Подошел ее трамвай. Она устроилась в углу, машинально протянула кондуктору билет и вновь попыталась разобраться в создавшемся положении. Хотя Гесрейтер и не входил в число тех пяти "всемогущих", которые в состоянии были вызволить Мартина Крюгера из тюрьмы, он мог оказаться очень полезным. Разве когда она, теряя мужество, перебирала в уме своих бесчисленных знакомых, перед ее глазами не вставало неизменно лицо Гесрейтера? То самое лицо, которое она впервые увидела в огромном, битком набитом людьми зале суда. Озадаченное и от этого даже немного глупое лицо. Но затем приоткрылся маленький чувственный рот, он-то и защитил ее от гнусного вопроса прокурора.

Нет, она правильно сделала, позвонив ему и без колебаний приняв его несмелое приглашение поужинать с ним. Сидя в углу трамвайного вагона, она испытывала сейчас смутное беспокойство. Ужин с этим чудаковатым г-ном Гесрейтером был для нее своего рода дебютом, преодолением некоего рубежа. До сих пор, встречаясь с людьми, она беседовала с ними о делах, о работе или просто болтала о всякой всячине. Теперь она внезапно столкнулась с необходимостью просить что-то у совершенно чужого ей человека, просто так, за красивые глаза. Ей, рано привыкшей к самостоятельности, было неприятно сознавать, что она не в состоянии сама справиться с чем-то. А завязывать светские связи - занятие не из приятных. Да и вообще, как их завязывают? И можно ли принимать услугу, не давая ничего взамен? Она отправлялась на поиски светских знакомств, как другие отправляются в неведомую страну на поиски приключений.

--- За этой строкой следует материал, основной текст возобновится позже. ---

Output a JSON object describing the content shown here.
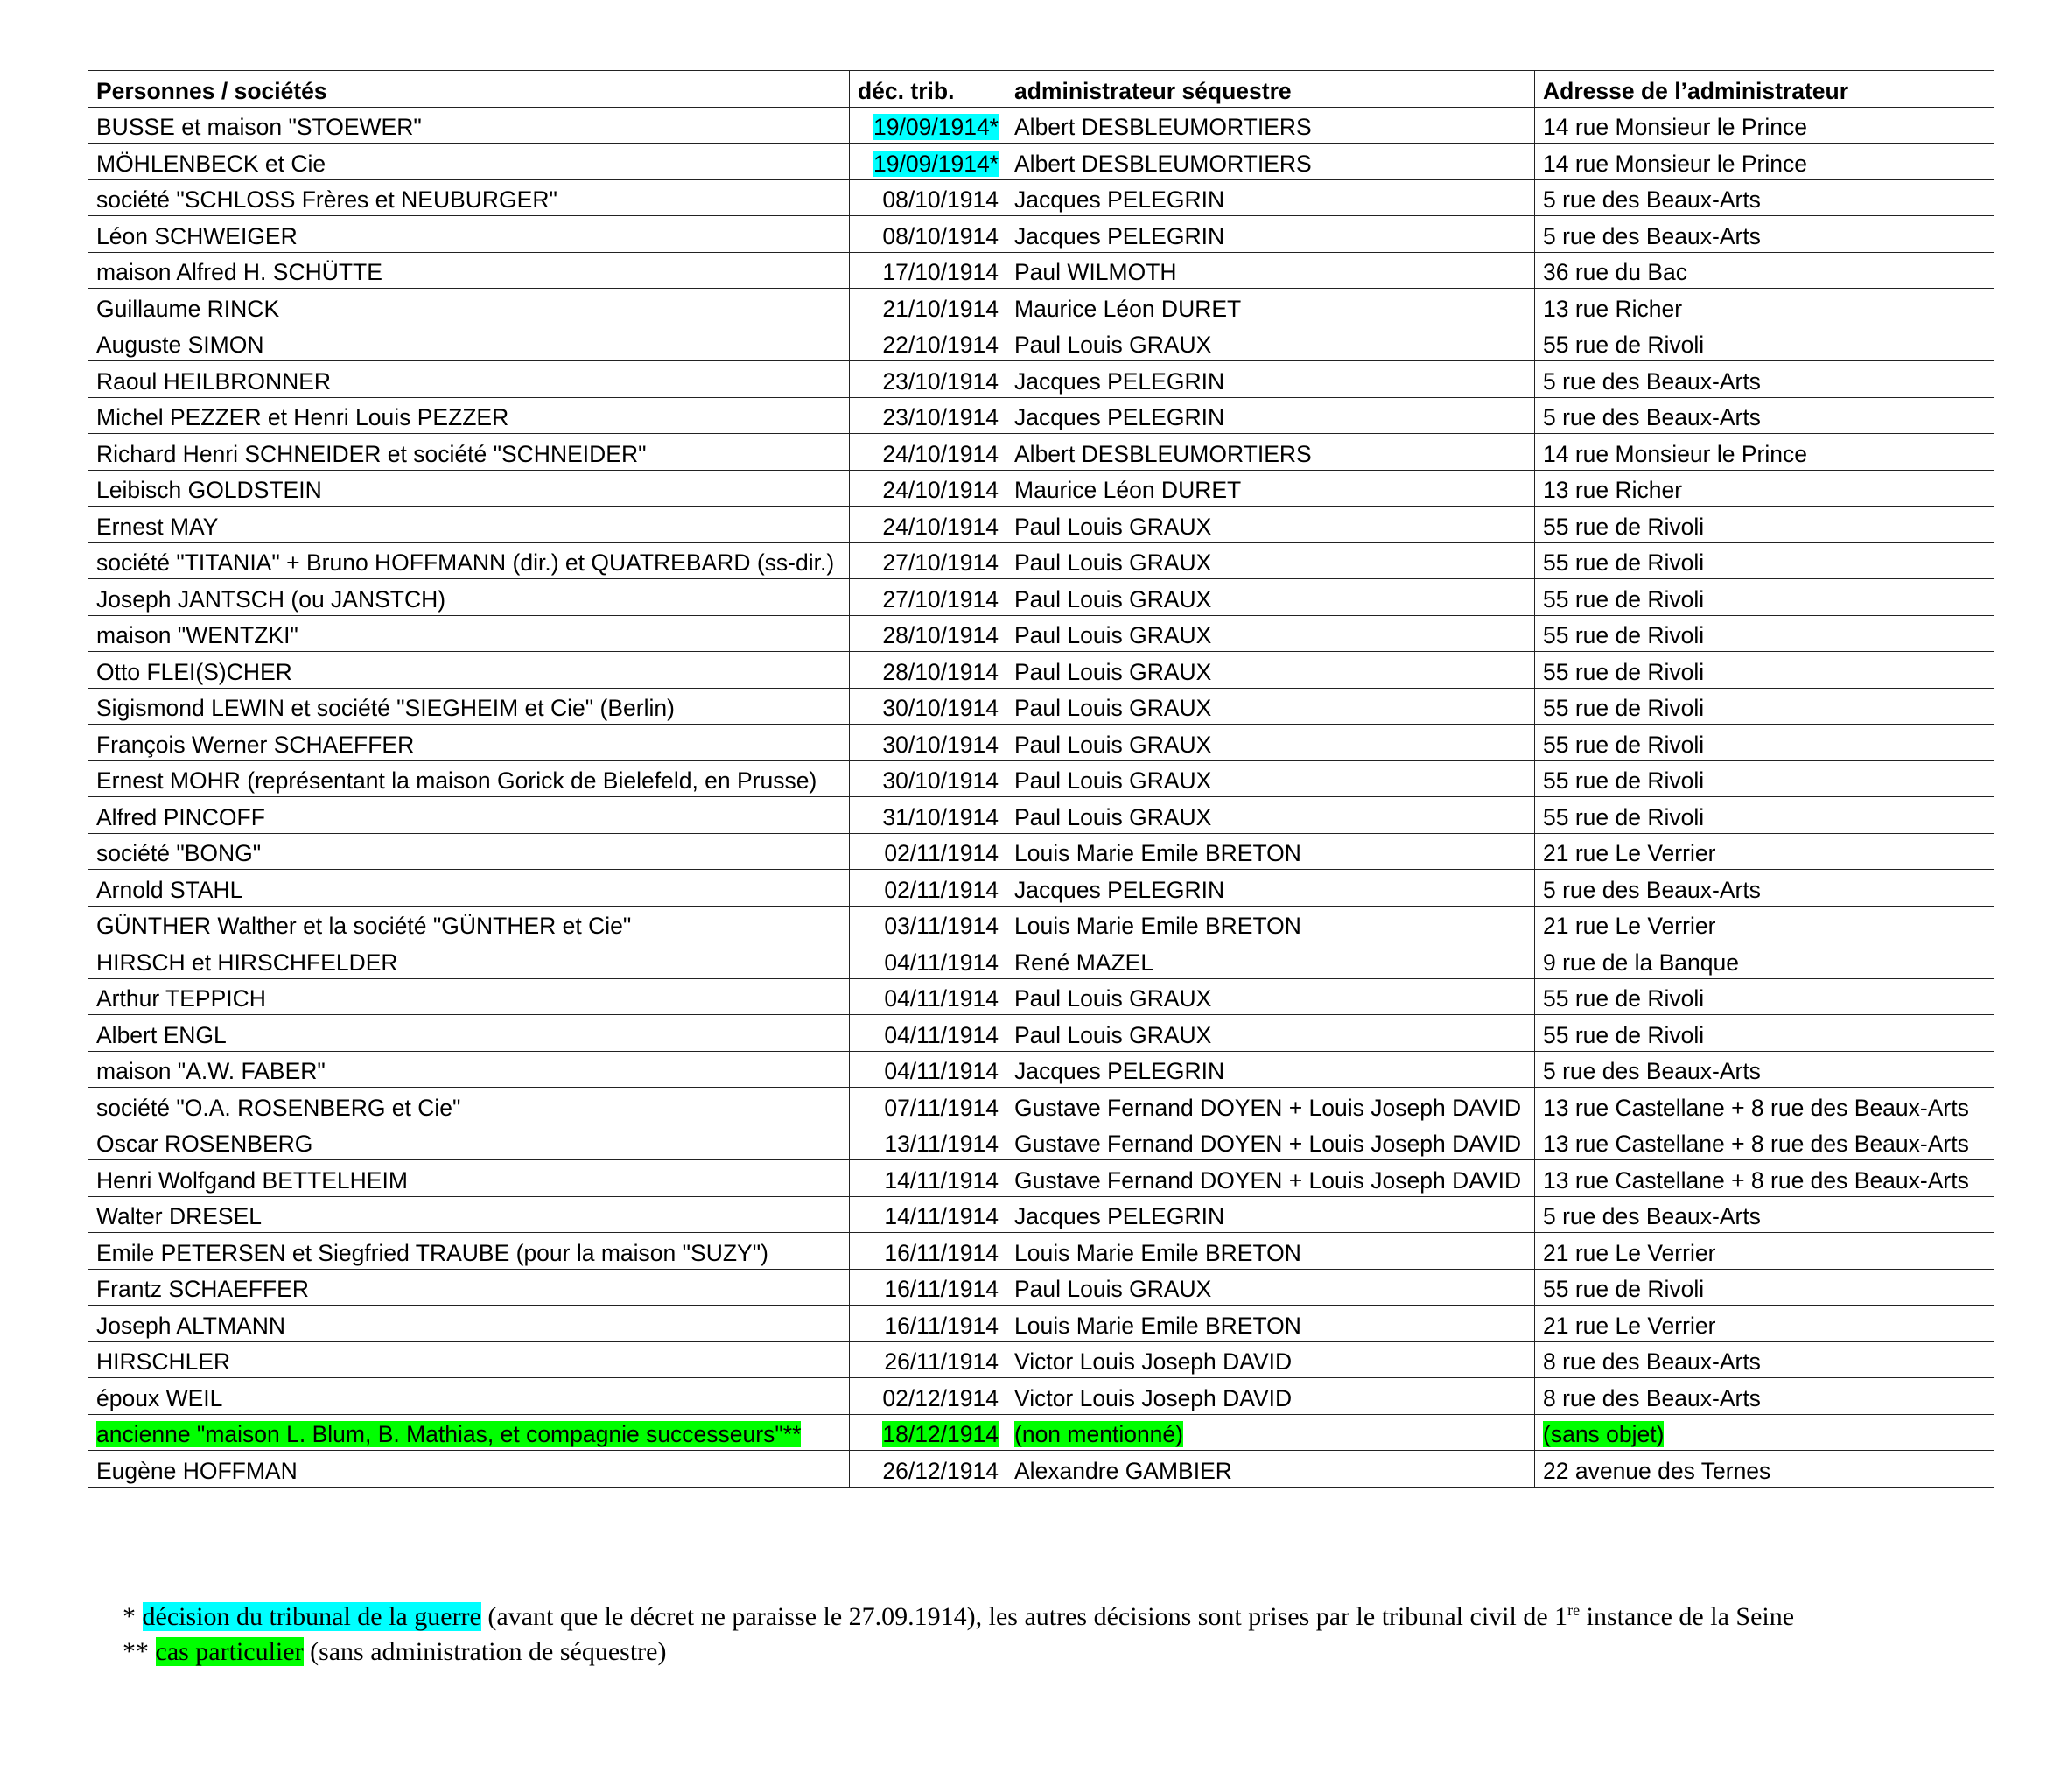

Мартин Крюгер иногда говорил, что ей недостает хорошего воспитания. Пожалуй, так оно и есть. Ей вспомнился безалаберный образ жизни в доме отца, где она провела свою юность. Ей-богу, скорее уж она воспитывала этого вспыльчивого, талантливого человека, чем он ее. Стремясь любой ценой осуществить свои идеи и планы, явно опережавшие время, он не удосуживался подумать о таком пустяке, как хорошие манеры. А мать тем более. Бог ты мой! Ленивая, обожавшая обывательские сплетни, она кидалась из одной крайности в другую; то вдруг судорожно начинала навязывать дочери свои сумасбродные манеры, то столь же быстро забывала о ней. В смысле воспитания ей еще повезло, что мать, уже немолодой женщиной, вторично вышла замуж за колбасника Ледерера, и это позволило Иоганне окончательно с ней порвать. Она не могла без содрогания вспомнить о том, как жила эта стареющая женщина, окружившая себя множеством злоязычных сплетниц, ее бесконечные ссоры, ее лень, суетливость, вечное нытье. Нет, немногому можно было у нее научиться. Тут ни о каком воспитании не могло быть и речи.

Иоганна поглядела на ногти своей небольшой грубоватой руки. Она не очень-то следила за ними. Однажды она сделала маникюр в парикмахерской. С большой неохотой. Ей было неприятно, что чужой человек подстригает, подпиливает и красит ее ногти. Но лучше, если б они были не такими некрасивыми, квадратными.

Сойдя на нужной остановке, она несколько минут шла пешком по довольно тускло освещенным улицам, пока не добралась до дома г-на Гесрейтера, прятавшегося за каменной оградой и старыми каштанами у самого Английского сада. Дом был невысокий, старомодный, построенный, должно быть, в восемнадцатом веке каким-нибудь придворным. Слуга провел ее по длинным коридорам. Хотя в убранстве комнат все дышало стариной, дом был тем не менее оборудован всеми современными удобствами. Это своеобразное уютное строение показалось Иоганне довольно забавным и даже симпатичным.

Господин Гесрейтер встретил гостью очень радушно и, рассыпаясь в любезностях, крепко сжал ее руки в своих. У себя дома он выглядел еще более внушительным и элегантным и был неотделим от него, как рак от своего панциря. Карие с поволокой глаза на пухлом лице хитро глядели на Иоганну. Он сказал, что приготовил для нее сюрприз, но сначала надо поужинать.